Straughan's speech quoted at the top was probably the best I've heard from them for concisely but multifacetedly acknowledging that our subservience to female demands and our willingness to fight each other for female approval is not just some newfangled dirty godless commie subversion that can be fixed by rolling back the clock to before 1960, but intrinsic to our nature. From a more recent interview it seems Paul Elam himself has been halfway coming around to the idea, but from its political affiliations I doubt the "manosphere" as a whole yet realizes how radical a change it's proposing, and how inherently incompatible with conservatism. Defeating instinct requires a clarity of thought incompatible with superstitious caveman gibberish about souls, life after death or omnipotent cosmic forces who have nothing better to do than peek under your sheets. The right-wing profiteers currently using you as useful idiots against the feminist voting block depend for much of their take on male workaholism induced by female material demands. Personal agency for both men and women requires restructuring child rearing itself, a societal cornerstone if there ever was one.

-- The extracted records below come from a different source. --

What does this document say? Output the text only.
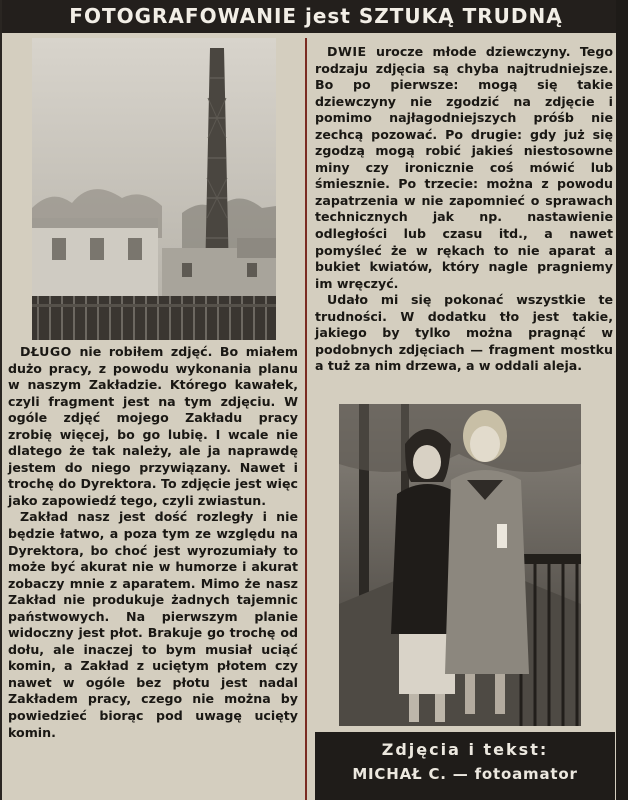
FOTOGRAFOWANIE jest SZTUKĄ TRUDNĄ

DŁUGO nie robiłem zdjęć. Bo miałem dużo pracy, z powodu wykonania planu w naszym Zakładzie. Którego kawałek, czyli fragment jest na tym zdjęciu. W ogóle zdjęć mojego Zakładu pracy zrobię więcej, bo go lubię. I wcale nie dlatego że tak należy, ale ja naprawdę jestem do niego przywiązany. Nawet i trochę do Dyrektora. To zdjęcie jest więc jako zapowiedź tego, czyli zwiastun.

Zakład nasz jest dość rozległy i nie będzie łatwo, a poza tym ze względu na Dyrektora, bo choć jest wyrozumiały to może być akurat nie w humorze i akurat zobaczy mnie z aparatem. Mimo że nasz Zakład nie produkuje żadnych tajemnic państwowych. Na pierwszym planie widoczny jest płot. Brakuje go trochę od dołu, ale inaczej to bym musiał uciąć komin, a Zakład z uciętym płotem czy nawet w ogóle bez płotu jest nadal Zakładem pracy, czego nie można by powiedzieć biorąc pod uwagę ucięty komin.

DWIE urocze młode dziewczyny. Tego rodzaju zdjęcia są chyba najtrudniejsze. Bo po pierwsze: mogą się takie dziewczyny nie zgodzić na zdjęcie i pomimo najłagodniejszych próśb nie zechcą pozować. Po drugie: gdy już się zgodzą mogą robić jakieś niestosowne miny czy ironicznie coś mówić lub śmiesznie. Po trzecie: można z powodu zapatrzenia w nie zapomnieć o sprawach technicznych jak np. nastawienie odległości lub czasu itd., a nawet pomyśleć że w rękach to nie aparat a bukiet kwiatów, który nagle pragniemy im wręczyć.

Udało mi się pokonać wszystkie te trudności. W dodatku tło jest takie, jakiego by tylko można pragnąć w podobnych zdjęciach — fragment mostku a tuż za nim drzewa, a w oddali aleja.

Zdjęcia i tekst:
MICHAŁ C. — fotoamator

All in all, you have to wonder whether a species whose males do not subvert their own lives to female whims would even be recognizably human, much less the Norman Rockwell painting so many speakers or supporters seem to think they'll reinstitute. They do make good points, but the foundational premise on which they've built their public speaking careers (and in which they are now socially/financially vested) that the world has gone wrong, is as rickety as a matriarchal hippie commune. Our world was never right to begin with.